Full Text Search: The Key to Better Natural Language Queries for NoSQL in Node.js
Polygon clipping is one of those humble tasks computers do all the time. It's a basic operation in creating graphic output of all kinds.
There are several well-known polygon clipping algorithms, each having its strengths and weaknesses. The oldest one (from 1974) is called the Sutherland-Hodgman algorithm. In its basic form, it is relatively simple. It is also very efficient in two important cases, one being when the polygon is completely inside the boundaries, and the other when it's completely outside.
The Laing-Barsky algorithm (1983) is a good deal more complicated, but in certain cases fewer intersections need to be calculated than for Sutherland-Hodgman. Therefore, it may be somewhat faster when many polygon lines intersect with the clipping boundaries. However, it is more sensitive to 'nasty' polygons.
The Weiler algorithm (1977) is even more complicated, but it is the one you'll need if you want to clip a polygon against a non-rectangular window.
Even more ways to clip a polygon exist. None of them is totally perfect. Often, it is possible to feed a weird polygon to an algorithm and retrieve an incorrect result. One of the vertices will disappear, or a ghost vertex will be created. Therefore, the hunt for the perfect clipping algorithm is still open.
A polygon is generally stored as a collection of vertices. Any clipping algorithm takes one collection, and outputs a new collection. A clipped polygon, after all, is also a polygon. Notice that the clipped polygon often will have more vertices than the unclipped one, but it can also have the same number, or less. If the unclipped polygon lies completely outside the clipping boundary, the clipped polygon even has zero vertices.

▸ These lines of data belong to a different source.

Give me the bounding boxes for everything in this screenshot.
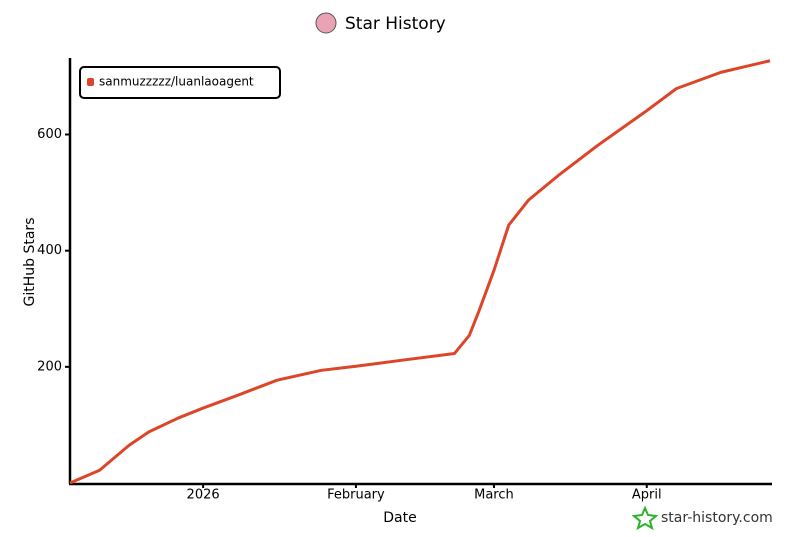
y-tick-label: 200 bbox=[37, 359, 62, 374]
x-tick-label: April bbox=[632, 488, 662, 503]
y-tick-label: 400 bbox=[37, 243, 62, 258]
watermark-icon bbox=[631, 505, 659, 531]
watermark: star-history.com bbox=[631, 505, 773, 531]
title-icon bbox=[315, 12, 337, 34]
x-tick-label: March bbox=[474, 488, 514, 503]
legend-box bbox=[79, 66, 281, 99]
y-tick-label: 600 bbox=[37, 127, 62, 142]
chart-title: Star History bbox=[345, 14, 446, 34]
x-axis-label: Date bbox=[383, 510, 416, 526]
watermark-text: star-history.com bbox=[661, 510, 773, 526]
y-axis-label: GitHub Stars bbox=[22, 218, 38, 307]
line-series bbox=[69, 59, 771, 485]
legend-swatch bbox=[87, 78, 94, 86]
x-tick-label: February bbox=[327, 488, 385, 503]
x-tick-label: 2026 bbox=[187, 488, 220, 503]
legend-label: sanmuzzzzz/luanlaoagent bbox=[99, 75, 254, 89]
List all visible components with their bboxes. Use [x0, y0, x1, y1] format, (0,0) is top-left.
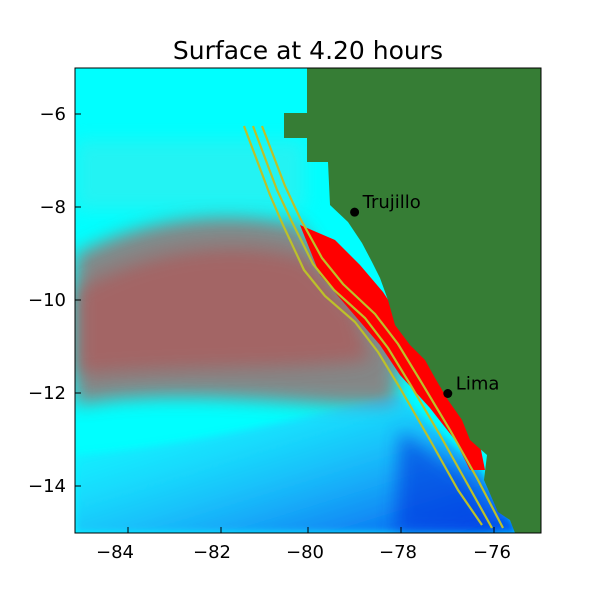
- land-area: [284, 68, 541, 533]
- x-tick-label: −80: [286, 542, 324, 563]
- x-tick-label: −78: [379, 542, 417, 563]
- wave-band-core: [75, 248, 370, 375]
- y-tick-label: −8: [39, 197, 66, 218]
- y-tick-label: −14: [28, 476, 66, 497]
- city-label: Lima: [456, 374, 500, 395]
- city-marker: [350, 207, 360, 217]
- y-axis: −6 −8 −10 −12 −14: [28, 104, 81, 497]
- y-tick-label: −12: [28, 383, 66, 404]
- x-tick-label: −82: [193, 542, 231, 563]
- city-marker: [443, 389, 453, 398]
- city-markers: Trujillo Lima: [350, 192, 499, 398]
- map-canvas: [75, 68, 541, 533]
- map-title: Surface at 4.20 hours: [173, 36, 443, 65]
- city-label: Trujillo: [362, 192, 421, 213]
- wave-trough-core: [395, 430, 500, 533]
- x-tick-label: −76: [473, 542, 511, 563]
- y-tick-label: −10: [28, 290, 66, 311]
- ocean-shade: [75, 140, 305, 210]
- fault-outline: [242, 125, 504, 529]
- y-tick-label: −6: [39, 104, 66, 125]
- x-axis: −84 −82 −80 −78 −76: [96, 527, 511, 563]
- x-tick-label: −84: [96, 542, 134, 563]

After some investigation, I opted for the old and trusted Sutherland-Hodgman method to attack the problem. For the project I was working on, the non-rectangular capabilities of Weiler would be overkill. With the current CPUs and their fast floating point operations, the slightly higher efficiency of Laing-Barsky hardly makes sense. In fact, after a rather crude experiment, I suspect it to be even somewhat slower.
Sutherland-Hodgman uses a divide-and-conquer strategy to attack the problem. First, it clips the polygon against the right clipping boundary. The resulting, partly clipped polygon is then clipped against the top boundary, and then the process is repeated for the two remaining boundaries. (Of course, it also works in another order.) In a way, it is the most natural thing to do. If you had to clip a paper polygon with a pair of scissors, you would probably proceed the same way.
|Sutherland-Hodgman's divide-and-conquer strategy. To clip a polygon against a rectangular boundary window, successively clip against each boundary.|
To clip against one boundary, the algorithm loops through all polygon vertices. At each step, it considers two of them, called 'previous' and 'current.' First, it determines whether these vertices are inside or outside the clipping boundary. This, of course, is simply a matter of comparing the horizontal or vertical position to the boundary's position.
Then, it applies the following simple rules:
If 'previous' and 'current' are both inside: Output 'current.' If 'previous' is inside, and 'current' is outside: Output the intersection point of the corresponding edge and the clipping boundary. If 'previous' and 'current' are both outside: Do nothing. If 'previous' is outside, and 'current' is inside: Output the intersection point, and then output 'current.'
This way, you get a new polygon, clipped against one boundary, and ready to be clipped against the next boundary. The method works, but has one disadvantage: To clip against all four boundaries, you have to store the intermediate, partly clipped polygons. It's evident that this is a costly operation.
Luckily, there are ways to avoid the intermediate storage. Instead of storing an output point, you can send it to the next stage immediately, where it can be clipped against the next boundary.
The classical way to do this is to make one general boundary-clipping function, which calls itself recursively to put a vertex to the next stage. An extra parameter tells the function which boundary to use for clipping. Inside the function, a few switch statements account for the differences.
A somewhat faster option is to create separate functions for the four boundaries, thus eliminating the nasty switch statements. However, this means developing and debugging four very similar functions, which is an open invitation for all kinds of trouble.